Another positive that has bubbled over from our new routine is we’re eating dinner as a family. Before, we’d throw something together for the girls around 5:30 p.m. when they started asking for their 47th snack of the day, and find ourselves waiting until after they’d gone to bed to even discuss what we were going to eat. Our new routine has made me be more intentional with prepping meals that we can all eat around 6 p.m. – which is key if we’re going to be in bed before 10.
Plan
The night before we both write down our two most important work-related tasks for the following day. We lay out clothes for our walks. Kelly finds Dumbledore’s leash that the girls like to leave in unusual places after playing “doggy”. That sort of thing. We do anything that will make us move through the wee hours of the morning easier.
Guidelines
If I woke up and started scrolling Instagram I’d follow into the abyss. If I had a million windows open on my laptop when I sat down to write, I would spend $200+ online shopping before a single sentence made it into this blog post (slight exaggeration, but you get it). Unless, “catch up on Instagram DMs” makes it into my top two work-related tasks of the day, my phone stays in the other room. Same goes for whether or not I even open my Gmail.

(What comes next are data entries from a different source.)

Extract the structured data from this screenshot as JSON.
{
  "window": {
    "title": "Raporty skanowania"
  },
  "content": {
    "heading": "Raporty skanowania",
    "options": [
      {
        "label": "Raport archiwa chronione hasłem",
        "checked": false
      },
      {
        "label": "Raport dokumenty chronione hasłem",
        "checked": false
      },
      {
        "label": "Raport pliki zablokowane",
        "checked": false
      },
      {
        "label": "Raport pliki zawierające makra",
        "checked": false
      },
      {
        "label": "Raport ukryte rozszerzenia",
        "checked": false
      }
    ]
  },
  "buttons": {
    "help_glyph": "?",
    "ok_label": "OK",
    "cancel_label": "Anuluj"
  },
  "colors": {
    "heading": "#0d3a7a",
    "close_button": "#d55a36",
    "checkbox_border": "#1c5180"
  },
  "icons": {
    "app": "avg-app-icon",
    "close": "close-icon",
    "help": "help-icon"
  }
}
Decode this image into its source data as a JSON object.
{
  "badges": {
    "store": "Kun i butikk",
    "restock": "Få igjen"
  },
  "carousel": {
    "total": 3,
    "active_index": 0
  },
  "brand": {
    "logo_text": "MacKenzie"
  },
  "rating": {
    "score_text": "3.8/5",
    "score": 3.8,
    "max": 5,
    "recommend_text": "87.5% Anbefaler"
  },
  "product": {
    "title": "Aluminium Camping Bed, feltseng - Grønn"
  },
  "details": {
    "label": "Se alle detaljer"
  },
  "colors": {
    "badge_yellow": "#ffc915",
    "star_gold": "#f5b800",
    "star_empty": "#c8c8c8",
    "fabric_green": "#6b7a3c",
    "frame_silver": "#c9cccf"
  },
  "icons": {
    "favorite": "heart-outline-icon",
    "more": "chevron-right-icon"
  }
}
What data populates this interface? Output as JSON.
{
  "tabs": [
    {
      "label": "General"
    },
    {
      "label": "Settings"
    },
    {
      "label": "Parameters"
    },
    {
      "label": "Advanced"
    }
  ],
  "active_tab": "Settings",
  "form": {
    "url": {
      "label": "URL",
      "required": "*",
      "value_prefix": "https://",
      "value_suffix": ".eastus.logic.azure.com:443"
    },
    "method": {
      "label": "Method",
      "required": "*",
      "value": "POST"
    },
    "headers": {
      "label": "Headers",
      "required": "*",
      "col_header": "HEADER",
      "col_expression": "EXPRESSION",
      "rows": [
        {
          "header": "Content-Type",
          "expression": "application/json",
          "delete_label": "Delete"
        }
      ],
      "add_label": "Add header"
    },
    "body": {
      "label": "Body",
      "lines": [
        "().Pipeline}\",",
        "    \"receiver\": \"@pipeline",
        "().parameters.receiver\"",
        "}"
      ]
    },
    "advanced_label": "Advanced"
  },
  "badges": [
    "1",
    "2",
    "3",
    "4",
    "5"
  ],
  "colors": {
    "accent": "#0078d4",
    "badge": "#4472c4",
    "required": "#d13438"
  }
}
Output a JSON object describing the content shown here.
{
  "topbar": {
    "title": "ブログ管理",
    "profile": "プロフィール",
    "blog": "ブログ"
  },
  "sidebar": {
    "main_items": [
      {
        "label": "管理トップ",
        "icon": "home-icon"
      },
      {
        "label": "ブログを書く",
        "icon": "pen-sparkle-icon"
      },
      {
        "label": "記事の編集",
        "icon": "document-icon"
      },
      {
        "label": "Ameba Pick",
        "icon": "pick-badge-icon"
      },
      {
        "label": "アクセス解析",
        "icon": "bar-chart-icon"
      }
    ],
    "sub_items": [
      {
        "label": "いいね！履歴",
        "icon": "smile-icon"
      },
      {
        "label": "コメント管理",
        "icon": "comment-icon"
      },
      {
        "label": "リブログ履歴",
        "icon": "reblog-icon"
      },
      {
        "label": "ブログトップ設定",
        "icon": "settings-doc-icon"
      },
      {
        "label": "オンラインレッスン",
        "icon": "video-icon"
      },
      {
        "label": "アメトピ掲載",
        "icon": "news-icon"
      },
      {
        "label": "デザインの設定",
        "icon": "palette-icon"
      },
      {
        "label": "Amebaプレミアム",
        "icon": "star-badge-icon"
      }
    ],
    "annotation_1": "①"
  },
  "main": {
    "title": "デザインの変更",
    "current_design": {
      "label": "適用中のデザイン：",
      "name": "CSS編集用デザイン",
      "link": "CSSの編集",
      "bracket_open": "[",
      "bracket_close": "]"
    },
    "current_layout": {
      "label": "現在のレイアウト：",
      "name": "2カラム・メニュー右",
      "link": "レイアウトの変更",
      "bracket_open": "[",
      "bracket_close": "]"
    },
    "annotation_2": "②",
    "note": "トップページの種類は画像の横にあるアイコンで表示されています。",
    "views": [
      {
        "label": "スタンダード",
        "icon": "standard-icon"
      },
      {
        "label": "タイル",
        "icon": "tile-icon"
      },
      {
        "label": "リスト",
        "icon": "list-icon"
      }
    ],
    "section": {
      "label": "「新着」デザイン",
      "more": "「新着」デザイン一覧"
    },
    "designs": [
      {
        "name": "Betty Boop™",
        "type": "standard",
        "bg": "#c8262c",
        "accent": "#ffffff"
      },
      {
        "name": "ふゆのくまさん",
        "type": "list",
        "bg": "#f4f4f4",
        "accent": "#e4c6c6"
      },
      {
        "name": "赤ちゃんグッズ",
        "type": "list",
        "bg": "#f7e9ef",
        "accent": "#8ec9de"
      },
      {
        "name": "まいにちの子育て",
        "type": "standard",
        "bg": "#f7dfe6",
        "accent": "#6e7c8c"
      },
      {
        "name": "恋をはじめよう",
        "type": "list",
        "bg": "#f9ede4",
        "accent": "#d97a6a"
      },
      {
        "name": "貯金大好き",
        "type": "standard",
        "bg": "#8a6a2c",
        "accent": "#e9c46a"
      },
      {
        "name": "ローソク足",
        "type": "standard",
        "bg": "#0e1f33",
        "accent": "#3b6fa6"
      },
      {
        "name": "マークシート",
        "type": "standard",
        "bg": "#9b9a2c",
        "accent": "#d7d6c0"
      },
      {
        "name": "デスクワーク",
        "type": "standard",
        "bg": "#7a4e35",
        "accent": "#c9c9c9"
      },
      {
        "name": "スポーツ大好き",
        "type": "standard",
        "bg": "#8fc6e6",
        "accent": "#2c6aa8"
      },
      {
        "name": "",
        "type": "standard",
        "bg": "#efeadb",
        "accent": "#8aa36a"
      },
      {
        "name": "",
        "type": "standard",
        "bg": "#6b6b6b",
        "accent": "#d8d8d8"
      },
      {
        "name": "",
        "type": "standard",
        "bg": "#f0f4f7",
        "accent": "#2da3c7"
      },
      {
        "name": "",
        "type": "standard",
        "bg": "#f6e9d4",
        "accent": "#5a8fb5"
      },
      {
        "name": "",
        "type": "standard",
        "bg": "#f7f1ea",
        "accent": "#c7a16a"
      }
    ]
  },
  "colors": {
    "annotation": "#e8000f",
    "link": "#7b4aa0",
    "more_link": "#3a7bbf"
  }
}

Last fall I had a particular anxious season and Kelly wrote this quote on our studio roller. The other day I heard some version of a popular quote that stuck with me: Be the kind of woman who shows up for her life.
I’m totally pumped up by words like these. I often try to fit more into my day than humanly possible, which is a topic for a complete book, let alone a bog post. BUT, waking up early is one small thing I can do to achieve more, and combat anxious feelings along the way.
When I casually mentioned we were waking up earlier in my Instagram stories, y’all RESPONDED. I hope this was helpful for those of you that feel the pull to do the same. It’s not a perfect science. You have to make your own routine…but if you do, I have exactly zero doubts you’ll regret it. And if you have an anxiety about all a day can bring – I’m confident adding a few extra hours to it will only help.